Tylenol (acetaminophen) is one of the most popular products taken for pain relief. Sales of Tylenol alone total more than 1 billion dollars per year, and acetaminophen is contained in many products, both generic forms and in combination with other drugs to treat specific ailments such as headaches and respiratory problems. A recent study shows one serious and unfortunate result of the dependence on Tylenol in increasingly high doses to control symptoms.

The study published in the journal Hepatology looked at 662 cases of acute liver failure over a 6 year period treated at 22 clinical settings. The researchers discovered that poisoning with acetaminophen far exceeded any other cause of acute liver failure. A total of 275 of these cases (42 percent) were caused by acetaminophen toxicity. Of those cases resulting from acetaminophen, 29 percent died.

Cases were comprised of people who attempted suicide using acetaminophen (44 percent) and unintentional overdoses (48 percent). In the unintentional group 38 percent took two or more products containing acetaminophen. The median dose was 24 gm of acetaminophen, but even a dose as low as 1.2 gm (2.5 Extra Strength Tylenols) resulted in acute liver failure in some cases. The maximum recommended adult dose of Tylenol is 4 gm per day (8 Extra Strength), but many people take more than that. Children are often given Tylenol like candy and their livers are even less capable of handling the toxicity of the drug.
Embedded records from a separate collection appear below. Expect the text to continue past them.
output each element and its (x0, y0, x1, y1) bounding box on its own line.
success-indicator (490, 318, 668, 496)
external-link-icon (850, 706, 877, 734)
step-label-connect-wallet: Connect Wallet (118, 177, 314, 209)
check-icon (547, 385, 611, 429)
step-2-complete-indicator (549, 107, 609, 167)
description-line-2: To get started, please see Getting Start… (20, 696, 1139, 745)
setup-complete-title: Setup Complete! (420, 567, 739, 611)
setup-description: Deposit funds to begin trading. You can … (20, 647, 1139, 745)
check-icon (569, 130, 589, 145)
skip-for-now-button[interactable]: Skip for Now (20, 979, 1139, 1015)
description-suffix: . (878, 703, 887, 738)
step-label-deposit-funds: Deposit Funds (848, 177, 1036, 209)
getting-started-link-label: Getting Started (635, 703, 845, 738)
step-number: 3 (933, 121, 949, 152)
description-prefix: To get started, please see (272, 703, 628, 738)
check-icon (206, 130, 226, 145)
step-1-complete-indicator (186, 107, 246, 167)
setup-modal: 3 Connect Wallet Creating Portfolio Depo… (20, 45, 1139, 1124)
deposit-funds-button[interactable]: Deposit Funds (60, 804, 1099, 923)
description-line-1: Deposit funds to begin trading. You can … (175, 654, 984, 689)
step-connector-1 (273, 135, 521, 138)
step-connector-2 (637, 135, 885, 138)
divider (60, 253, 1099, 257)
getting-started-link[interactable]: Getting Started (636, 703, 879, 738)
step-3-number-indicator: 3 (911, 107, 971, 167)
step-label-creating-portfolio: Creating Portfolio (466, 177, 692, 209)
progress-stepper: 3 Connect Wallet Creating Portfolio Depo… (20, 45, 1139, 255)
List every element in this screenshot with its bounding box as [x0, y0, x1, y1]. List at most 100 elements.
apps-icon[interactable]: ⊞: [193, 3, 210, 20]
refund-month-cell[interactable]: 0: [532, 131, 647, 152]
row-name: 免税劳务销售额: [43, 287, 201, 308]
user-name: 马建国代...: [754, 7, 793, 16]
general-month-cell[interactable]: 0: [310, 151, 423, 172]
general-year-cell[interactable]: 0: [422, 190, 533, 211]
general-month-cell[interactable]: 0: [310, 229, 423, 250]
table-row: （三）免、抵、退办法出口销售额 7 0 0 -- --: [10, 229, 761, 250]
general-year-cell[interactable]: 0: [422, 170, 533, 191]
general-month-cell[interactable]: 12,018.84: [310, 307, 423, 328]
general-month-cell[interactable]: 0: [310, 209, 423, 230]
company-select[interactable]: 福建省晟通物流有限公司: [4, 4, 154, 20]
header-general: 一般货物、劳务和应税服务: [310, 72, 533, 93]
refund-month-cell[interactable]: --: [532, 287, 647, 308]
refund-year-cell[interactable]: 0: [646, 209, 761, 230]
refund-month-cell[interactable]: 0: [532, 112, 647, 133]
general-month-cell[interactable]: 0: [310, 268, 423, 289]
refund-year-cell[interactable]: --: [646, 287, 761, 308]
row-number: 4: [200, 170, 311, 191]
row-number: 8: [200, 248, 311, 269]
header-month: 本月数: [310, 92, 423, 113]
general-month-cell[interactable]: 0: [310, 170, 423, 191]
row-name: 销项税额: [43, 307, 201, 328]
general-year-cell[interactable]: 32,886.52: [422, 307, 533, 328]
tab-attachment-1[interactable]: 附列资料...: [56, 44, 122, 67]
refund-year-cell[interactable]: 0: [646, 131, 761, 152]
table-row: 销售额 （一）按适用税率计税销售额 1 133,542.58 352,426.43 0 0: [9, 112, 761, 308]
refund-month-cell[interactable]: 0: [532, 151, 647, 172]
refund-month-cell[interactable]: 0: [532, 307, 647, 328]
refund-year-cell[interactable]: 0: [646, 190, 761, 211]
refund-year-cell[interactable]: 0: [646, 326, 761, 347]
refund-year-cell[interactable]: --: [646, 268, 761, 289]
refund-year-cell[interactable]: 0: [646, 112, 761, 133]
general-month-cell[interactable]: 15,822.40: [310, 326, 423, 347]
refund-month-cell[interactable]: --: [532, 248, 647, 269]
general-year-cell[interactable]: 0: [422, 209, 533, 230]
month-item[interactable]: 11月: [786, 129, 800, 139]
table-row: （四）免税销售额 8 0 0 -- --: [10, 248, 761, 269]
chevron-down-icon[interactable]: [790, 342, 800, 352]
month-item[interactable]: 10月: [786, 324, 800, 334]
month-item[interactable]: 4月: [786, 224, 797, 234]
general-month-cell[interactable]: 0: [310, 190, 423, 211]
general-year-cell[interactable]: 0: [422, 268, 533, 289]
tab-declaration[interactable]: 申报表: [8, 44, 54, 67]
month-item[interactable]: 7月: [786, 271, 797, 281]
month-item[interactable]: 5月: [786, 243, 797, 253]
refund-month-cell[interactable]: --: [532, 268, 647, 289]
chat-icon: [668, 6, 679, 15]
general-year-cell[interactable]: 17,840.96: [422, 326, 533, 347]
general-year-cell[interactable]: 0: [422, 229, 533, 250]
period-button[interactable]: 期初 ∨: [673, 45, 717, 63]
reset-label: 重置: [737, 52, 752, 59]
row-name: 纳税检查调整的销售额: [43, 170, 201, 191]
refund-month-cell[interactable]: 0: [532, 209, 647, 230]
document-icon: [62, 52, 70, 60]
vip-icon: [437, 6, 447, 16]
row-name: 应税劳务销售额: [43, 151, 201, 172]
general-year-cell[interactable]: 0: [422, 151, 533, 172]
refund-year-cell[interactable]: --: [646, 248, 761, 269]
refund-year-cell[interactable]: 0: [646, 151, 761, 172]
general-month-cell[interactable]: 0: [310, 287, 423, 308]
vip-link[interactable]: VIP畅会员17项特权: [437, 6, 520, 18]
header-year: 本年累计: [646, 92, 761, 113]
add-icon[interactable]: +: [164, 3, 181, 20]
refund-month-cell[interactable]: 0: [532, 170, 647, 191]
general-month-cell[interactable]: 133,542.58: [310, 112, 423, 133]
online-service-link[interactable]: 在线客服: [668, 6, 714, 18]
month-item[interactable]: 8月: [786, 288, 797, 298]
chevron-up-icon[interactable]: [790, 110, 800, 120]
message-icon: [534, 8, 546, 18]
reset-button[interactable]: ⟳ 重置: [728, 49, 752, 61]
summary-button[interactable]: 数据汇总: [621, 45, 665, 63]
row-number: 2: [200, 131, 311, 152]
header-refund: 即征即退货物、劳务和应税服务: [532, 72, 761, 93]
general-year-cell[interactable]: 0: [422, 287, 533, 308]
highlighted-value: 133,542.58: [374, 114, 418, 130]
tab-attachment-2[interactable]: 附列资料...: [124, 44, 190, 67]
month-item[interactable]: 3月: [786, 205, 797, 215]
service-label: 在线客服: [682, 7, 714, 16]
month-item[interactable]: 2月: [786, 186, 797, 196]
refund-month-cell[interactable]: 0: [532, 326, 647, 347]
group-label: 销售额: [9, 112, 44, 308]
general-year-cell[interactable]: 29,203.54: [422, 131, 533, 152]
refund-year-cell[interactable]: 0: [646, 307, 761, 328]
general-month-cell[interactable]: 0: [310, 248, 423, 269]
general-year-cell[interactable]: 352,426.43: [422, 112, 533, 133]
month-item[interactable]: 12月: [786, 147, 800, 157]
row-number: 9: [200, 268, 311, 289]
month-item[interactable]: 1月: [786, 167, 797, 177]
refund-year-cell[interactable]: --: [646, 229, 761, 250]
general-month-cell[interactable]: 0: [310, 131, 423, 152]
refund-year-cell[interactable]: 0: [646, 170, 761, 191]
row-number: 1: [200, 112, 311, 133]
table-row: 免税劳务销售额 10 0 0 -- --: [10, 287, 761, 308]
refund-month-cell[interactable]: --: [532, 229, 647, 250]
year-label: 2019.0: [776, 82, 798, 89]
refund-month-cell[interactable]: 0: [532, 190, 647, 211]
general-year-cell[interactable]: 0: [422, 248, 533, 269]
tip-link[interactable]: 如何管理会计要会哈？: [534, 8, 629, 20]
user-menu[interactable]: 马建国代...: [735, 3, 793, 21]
With all of the drugs on the market that contain acetaminophen adults may not even be aware of their daily dosage. With pediatricians prescribing Tylenol for every miscellaneous symptom in children, from teething to fevers to ear pain, is it any wonder that parents give it to their children without any thought about liver toxicity or the adverse effects of suppressing fevers and cold symptoms?

My advice is to avoid painkillers, Tylenol, Advil, and non-steroidal anti-inflammatories of all kinds. Instead seek treatment that stimulates healing, use herbal formulas that have natural anti-inflammatory and healing properties. And see holistic practitioners who are well trained in pain management, naturopaths, acupuncturists, chiropractors, and holistic physicians.

Larson AM, et al. Acetaminophen-induced acute liver failure: Results of a United States multicenter, prospective study. Hepatology 2005; 42(6):1364-1372.